Well now that 25 feet is a major pain in the rear. Random Lady is still standing there with pals, just squealing away, Andrew and I are looking at each other not knowing what to do, no locals are around to help. After a few seconds, we just decided to go hand-over-hand with our mono to try and get this fish topside for a few pictures and then a release. 

My girlfriend had the digital camera ready. We got the fish half way up and the leader broke. It was tough to take. Andrew said that would have been the biggest fish he had ever caught. That lady was like; “Awwwwwwwww, yall broke the line.” Really lady, thanks for the input. I asked Andrew how big he thought the fish was and he said maybe 28 inches, I thought it might have been closer to 30. 

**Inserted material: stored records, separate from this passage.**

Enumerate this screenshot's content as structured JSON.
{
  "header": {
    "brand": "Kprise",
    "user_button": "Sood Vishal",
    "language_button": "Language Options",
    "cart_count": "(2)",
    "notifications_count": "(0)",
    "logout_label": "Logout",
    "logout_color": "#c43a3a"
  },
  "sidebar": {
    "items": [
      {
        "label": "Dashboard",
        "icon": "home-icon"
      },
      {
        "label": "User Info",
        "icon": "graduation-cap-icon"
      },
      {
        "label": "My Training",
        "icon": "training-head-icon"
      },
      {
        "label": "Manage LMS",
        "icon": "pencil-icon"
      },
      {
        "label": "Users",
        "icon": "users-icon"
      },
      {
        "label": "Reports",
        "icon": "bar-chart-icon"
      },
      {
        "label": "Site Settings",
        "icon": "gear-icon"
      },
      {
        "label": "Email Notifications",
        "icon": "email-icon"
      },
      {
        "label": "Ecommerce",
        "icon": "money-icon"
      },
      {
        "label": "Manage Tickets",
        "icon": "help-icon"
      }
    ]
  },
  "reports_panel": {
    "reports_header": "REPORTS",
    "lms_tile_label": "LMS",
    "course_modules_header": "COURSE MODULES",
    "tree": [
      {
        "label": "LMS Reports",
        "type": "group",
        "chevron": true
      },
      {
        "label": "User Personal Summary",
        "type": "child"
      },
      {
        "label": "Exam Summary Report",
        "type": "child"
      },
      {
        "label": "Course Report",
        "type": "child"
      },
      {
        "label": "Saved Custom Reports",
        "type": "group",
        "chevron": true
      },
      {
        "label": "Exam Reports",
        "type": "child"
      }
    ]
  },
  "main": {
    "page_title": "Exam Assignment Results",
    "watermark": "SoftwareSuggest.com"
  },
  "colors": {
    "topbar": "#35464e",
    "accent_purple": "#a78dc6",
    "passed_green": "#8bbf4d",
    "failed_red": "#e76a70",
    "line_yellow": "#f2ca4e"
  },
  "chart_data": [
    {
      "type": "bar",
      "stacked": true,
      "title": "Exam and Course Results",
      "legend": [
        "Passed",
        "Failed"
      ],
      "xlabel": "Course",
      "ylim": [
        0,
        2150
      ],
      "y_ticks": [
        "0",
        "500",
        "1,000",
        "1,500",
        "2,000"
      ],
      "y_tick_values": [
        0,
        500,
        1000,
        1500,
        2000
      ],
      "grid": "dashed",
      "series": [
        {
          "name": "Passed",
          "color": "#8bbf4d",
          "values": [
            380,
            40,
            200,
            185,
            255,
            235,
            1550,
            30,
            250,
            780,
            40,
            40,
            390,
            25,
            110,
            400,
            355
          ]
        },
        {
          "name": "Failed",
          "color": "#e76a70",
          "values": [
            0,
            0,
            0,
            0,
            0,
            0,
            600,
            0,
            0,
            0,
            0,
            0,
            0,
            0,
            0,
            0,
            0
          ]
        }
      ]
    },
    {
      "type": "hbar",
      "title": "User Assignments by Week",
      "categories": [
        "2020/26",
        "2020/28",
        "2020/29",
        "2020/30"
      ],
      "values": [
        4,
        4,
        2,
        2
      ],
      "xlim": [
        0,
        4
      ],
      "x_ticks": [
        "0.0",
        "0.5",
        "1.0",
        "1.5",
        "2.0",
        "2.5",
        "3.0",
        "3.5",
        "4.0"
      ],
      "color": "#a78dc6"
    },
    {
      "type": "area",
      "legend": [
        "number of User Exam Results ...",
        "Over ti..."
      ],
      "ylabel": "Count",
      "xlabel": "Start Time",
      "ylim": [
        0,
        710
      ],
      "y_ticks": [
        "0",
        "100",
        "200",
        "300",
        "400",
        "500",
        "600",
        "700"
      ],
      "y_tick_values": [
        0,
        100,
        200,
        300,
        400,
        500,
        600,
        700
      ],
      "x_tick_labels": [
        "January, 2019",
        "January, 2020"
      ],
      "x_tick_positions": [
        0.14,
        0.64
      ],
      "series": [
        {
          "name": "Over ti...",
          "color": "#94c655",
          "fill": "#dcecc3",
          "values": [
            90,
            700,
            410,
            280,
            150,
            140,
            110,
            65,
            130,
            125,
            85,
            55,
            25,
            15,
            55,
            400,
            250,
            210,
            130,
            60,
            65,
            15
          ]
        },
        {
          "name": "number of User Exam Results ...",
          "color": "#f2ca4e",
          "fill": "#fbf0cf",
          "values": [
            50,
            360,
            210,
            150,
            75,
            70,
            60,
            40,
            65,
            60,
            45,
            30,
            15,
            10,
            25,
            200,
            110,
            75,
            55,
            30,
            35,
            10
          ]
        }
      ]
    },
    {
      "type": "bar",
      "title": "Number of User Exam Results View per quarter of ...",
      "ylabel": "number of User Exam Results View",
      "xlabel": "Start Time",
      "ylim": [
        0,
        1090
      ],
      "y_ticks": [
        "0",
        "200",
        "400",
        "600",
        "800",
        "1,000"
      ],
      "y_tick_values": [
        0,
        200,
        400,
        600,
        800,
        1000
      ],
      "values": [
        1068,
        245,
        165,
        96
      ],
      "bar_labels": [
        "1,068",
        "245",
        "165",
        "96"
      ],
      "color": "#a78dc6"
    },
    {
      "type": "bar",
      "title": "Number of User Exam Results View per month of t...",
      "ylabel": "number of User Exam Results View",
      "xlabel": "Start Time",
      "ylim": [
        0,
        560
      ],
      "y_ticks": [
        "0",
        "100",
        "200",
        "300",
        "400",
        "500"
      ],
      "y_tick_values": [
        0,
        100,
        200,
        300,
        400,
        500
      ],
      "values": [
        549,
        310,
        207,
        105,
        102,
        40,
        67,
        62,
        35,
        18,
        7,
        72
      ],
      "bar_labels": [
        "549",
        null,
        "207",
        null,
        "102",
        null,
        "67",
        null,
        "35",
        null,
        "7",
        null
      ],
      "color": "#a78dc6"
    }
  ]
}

We threw some more baits down to that same spot on our more substantial fishing rods but we got nothing. I do have some photos but they are basically drinking pictures with fishing gear in the background, I will get them later this week and post them here if I can figure it out. I really wanted to get a shot of that red drum and post it to show my appreciation for the information. I’ll land the fish next time though.


----------



## Kozlow (Oct 25, 2002)

Glad we turned you on to something.
The next time you are in that situation have the trusty rope gaff or the net with rope attached on hand for those long hauls up the pier. Here's a link to show you what I mean. http://www.avalonpier.com/tips/kingrig.html 

Things always seem to happen when you go to the head don't they. I can remember quite a few times when I asked some one to watch my rod and be hold upon my return a Fish On.  
Well thanks for the report keep us posted on future advantures.  

T<----->Lines
Kozlow


----------



## itsallgood (Jan 12, 2003)

Big shark,

That was quite a story  Thats more material than I'd expect from Kozlow  Another idea when landing a big 'un from the pier is work him all the way to the beach. Not always practical however. Looking forward to future fish stories like the last.


----------



## bigshark88 (Feb 13, 2003)

Can you guys see the pictures? They suck (no fish), but I felt obligated.


----------



## bigshark88 (Feb 13, 2003)

Noooooooooooooooooooooooo!!! 
  
Am I at least one-for-two? 
   
Here is the last try.


----------



## Cdog (Mar 18, 2002)

bigshark88 from your last post it looks like you have a space in there.You don't want any spaces between th img. Hope this helps.


----------